Wichtig zur Einordnung: Im Verleih ist der Strandzugang mit drin. Der Kitepass ist etwas anderes, nämlich für selbstständige Rider, die ihr eigenes Material dabeihaben. Aktuelle Optionen und Preise stehen auf der Verleih-Seite.
Beim Kauf von eigenem Material
Du willst eigenes Material kaufen? Unser Shop führt die komplette Flysurfer-Palette. Und weil du die Modelle selbst gefahren bist – auf dem Wasser, mit unseren Instruktoren – weißt du genau, was du kaufst. Sprich uns an: Wir beraten dich zu Preisen und zum richtigen Setup für dein Gewicht und deinen Wind.
Seit 2009 kein Grund zu wechseln
Seit 2009 haben wir Tausende Stunden auf Flysurfer-Kites gesammelt und Hunderte Schüler damit unterrichtet – vom flauen Sommermorgen bis zu den Tagen, an denen der 7er reicht.

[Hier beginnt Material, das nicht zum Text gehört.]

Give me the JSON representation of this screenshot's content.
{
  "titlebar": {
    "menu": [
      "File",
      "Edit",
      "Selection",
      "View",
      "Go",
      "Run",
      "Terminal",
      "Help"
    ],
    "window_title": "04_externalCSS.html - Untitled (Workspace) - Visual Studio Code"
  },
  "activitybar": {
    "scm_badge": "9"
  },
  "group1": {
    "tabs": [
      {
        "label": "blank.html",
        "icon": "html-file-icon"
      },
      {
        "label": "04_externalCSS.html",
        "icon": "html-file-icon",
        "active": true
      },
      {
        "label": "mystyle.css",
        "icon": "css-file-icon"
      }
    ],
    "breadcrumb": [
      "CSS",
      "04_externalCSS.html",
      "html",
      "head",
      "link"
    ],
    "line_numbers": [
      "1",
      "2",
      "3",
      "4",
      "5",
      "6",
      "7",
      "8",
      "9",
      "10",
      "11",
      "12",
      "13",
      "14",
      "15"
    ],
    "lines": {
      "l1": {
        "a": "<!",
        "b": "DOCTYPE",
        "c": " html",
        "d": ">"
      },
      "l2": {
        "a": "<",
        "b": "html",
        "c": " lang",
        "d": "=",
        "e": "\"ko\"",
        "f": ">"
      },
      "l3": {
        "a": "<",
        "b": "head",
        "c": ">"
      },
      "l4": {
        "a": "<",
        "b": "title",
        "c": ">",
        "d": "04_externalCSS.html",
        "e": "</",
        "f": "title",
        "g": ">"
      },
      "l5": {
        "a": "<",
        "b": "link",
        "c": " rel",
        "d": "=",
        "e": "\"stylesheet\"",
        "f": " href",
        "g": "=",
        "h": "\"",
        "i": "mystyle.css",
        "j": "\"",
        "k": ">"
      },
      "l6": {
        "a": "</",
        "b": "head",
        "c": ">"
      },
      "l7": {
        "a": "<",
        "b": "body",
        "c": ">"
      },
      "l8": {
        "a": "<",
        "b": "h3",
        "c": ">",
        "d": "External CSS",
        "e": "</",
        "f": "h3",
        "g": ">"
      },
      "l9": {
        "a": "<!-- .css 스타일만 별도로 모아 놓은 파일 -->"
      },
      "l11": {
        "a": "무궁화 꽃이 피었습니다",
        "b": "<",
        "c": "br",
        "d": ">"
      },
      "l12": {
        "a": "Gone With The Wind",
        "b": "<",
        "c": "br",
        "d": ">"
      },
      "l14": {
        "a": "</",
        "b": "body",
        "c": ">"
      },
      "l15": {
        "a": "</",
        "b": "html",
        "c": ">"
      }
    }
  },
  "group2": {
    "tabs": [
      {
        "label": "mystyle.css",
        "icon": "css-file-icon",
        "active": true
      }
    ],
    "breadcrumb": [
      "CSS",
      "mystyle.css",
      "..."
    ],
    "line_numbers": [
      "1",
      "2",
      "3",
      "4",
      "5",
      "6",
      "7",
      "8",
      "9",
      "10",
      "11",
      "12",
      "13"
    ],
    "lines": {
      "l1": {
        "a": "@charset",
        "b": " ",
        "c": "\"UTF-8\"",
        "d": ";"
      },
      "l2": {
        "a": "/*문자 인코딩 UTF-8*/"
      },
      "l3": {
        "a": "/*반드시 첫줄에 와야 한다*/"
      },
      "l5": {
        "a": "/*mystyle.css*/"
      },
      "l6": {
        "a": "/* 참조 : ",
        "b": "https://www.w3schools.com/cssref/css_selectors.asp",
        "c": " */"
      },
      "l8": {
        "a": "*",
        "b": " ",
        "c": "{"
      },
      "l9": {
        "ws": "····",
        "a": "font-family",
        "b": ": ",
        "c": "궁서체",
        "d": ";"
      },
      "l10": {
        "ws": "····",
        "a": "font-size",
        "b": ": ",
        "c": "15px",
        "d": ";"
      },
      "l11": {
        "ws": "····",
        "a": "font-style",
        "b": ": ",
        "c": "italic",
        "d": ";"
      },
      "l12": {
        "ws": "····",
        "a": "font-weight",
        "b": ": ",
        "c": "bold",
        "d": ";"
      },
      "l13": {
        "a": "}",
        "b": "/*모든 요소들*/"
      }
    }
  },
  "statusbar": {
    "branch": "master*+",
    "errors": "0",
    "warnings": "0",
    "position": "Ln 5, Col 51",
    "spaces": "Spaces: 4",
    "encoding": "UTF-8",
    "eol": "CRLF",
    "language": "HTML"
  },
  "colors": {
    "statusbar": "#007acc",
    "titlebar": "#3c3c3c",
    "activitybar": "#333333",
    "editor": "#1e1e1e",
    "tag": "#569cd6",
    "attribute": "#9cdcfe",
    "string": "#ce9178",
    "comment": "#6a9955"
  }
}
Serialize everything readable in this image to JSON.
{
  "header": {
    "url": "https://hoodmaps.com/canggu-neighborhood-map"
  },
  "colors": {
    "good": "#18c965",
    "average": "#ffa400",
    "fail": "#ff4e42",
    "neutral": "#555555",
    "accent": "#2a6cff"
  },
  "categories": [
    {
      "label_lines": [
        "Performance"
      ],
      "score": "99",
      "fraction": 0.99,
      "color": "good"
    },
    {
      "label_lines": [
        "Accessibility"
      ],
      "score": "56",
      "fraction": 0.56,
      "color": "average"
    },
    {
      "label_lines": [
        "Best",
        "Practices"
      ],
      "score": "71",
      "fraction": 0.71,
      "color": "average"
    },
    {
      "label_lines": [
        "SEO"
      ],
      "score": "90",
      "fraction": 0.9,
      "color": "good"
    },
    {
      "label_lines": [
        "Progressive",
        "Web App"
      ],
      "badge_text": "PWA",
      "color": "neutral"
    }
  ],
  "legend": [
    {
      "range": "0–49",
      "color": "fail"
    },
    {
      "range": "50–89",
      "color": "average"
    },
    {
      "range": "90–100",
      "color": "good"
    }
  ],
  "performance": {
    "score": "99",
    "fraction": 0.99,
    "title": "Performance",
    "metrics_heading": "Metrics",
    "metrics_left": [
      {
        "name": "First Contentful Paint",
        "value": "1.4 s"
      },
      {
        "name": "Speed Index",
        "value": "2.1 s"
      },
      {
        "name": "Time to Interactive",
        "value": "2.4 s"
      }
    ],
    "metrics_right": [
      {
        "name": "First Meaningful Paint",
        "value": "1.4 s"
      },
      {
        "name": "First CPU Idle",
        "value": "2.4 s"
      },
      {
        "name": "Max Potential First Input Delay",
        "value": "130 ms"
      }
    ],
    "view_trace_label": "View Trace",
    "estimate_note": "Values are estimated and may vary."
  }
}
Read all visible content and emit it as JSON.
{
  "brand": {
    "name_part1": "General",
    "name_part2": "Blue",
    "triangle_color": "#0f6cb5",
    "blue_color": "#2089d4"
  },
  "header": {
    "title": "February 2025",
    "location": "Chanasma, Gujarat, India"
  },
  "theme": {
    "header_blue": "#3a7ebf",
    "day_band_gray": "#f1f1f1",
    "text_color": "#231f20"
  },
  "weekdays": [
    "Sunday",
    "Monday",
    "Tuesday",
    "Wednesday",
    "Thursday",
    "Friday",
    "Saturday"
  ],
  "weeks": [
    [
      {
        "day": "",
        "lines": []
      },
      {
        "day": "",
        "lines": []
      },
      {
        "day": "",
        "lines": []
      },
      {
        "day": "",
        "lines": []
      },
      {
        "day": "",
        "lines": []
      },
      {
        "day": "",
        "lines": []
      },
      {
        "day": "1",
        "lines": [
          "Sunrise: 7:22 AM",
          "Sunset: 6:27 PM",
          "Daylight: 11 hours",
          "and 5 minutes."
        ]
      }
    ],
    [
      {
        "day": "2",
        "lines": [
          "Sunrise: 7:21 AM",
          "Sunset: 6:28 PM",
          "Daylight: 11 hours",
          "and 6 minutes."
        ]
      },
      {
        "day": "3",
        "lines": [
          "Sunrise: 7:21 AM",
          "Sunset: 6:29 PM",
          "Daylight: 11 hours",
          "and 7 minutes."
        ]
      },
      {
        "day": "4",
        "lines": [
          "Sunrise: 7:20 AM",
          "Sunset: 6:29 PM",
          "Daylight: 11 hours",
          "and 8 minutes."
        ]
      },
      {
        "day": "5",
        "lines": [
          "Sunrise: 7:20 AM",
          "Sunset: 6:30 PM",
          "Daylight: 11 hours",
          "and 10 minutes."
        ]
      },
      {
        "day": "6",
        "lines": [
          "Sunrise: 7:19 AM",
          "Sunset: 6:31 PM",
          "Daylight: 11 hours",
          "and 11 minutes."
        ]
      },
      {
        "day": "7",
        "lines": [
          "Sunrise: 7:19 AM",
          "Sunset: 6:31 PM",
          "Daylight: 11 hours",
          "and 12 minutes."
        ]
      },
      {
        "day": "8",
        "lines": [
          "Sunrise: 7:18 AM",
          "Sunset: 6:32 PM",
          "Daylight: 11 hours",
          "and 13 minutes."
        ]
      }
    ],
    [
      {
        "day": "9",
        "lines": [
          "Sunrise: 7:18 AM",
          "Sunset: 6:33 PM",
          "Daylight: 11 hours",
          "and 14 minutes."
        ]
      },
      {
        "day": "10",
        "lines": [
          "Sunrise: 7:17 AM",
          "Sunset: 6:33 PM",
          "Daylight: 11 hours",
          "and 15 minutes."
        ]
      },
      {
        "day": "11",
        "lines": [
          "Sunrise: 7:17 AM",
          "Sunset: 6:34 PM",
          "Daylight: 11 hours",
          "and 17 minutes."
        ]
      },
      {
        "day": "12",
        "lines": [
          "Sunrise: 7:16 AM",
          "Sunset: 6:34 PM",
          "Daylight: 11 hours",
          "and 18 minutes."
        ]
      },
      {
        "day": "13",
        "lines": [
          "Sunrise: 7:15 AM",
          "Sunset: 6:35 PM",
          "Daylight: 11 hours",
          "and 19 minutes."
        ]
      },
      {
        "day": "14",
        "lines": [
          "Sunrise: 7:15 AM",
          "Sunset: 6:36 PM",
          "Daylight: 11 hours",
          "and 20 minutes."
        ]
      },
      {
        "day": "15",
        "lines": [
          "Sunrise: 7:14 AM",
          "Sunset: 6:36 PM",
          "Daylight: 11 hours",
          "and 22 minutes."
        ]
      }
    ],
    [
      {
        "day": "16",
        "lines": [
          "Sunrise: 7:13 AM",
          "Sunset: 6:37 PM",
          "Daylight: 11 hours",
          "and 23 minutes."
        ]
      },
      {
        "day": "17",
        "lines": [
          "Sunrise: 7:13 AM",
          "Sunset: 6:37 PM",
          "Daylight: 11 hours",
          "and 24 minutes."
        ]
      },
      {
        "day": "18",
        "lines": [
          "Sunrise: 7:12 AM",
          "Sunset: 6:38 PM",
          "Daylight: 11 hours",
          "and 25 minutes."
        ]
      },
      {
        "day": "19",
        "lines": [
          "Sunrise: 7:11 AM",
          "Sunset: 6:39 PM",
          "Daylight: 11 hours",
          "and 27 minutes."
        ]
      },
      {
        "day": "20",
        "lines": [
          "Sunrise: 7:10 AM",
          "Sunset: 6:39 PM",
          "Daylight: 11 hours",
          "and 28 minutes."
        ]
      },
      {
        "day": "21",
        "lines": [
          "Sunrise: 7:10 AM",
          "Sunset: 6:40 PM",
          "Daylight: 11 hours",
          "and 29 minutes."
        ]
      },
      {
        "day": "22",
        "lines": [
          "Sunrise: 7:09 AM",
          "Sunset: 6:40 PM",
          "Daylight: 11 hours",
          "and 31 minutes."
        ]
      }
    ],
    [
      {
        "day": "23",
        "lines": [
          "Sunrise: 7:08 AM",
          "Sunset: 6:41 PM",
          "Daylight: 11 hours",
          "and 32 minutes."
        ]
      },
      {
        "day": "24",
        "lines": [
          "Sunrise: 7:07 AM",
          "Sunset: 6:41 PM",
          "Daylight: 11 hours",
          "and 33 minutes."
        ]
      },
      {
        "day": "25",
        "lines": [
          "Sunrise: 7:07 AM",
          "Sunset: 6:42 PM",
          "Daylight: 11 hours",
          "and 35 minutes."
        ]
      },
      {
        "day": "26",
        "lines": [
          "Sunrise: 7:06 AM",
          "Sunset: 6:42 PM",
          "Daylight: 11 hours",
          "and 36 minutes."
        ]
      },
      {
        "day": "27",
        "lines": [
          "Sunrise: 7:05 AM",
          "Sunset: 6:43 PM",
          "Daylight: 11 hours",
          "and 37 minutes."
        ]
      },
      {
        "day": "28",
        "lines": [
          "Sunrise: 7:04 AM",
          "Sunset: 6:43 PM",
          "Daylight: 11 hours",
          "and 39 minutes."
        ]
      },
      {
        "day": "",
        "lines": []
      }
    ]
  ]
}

In der ganzen Zeit gab es keinen Grund, sich nach einem anderen Hersteller umzusehen. Die Kites funktionieren, sie halten, und sie tun das, was draufsteht. Für eine Schule, die seit 2004 besteht, ist genau das die Eigenschaft, die zählt.
Hast du Fragen zum Material, melde dich bei uns. Und wenn du in El Gouna bist: Frag am Strand nach, was gerade zum Testen dasteht.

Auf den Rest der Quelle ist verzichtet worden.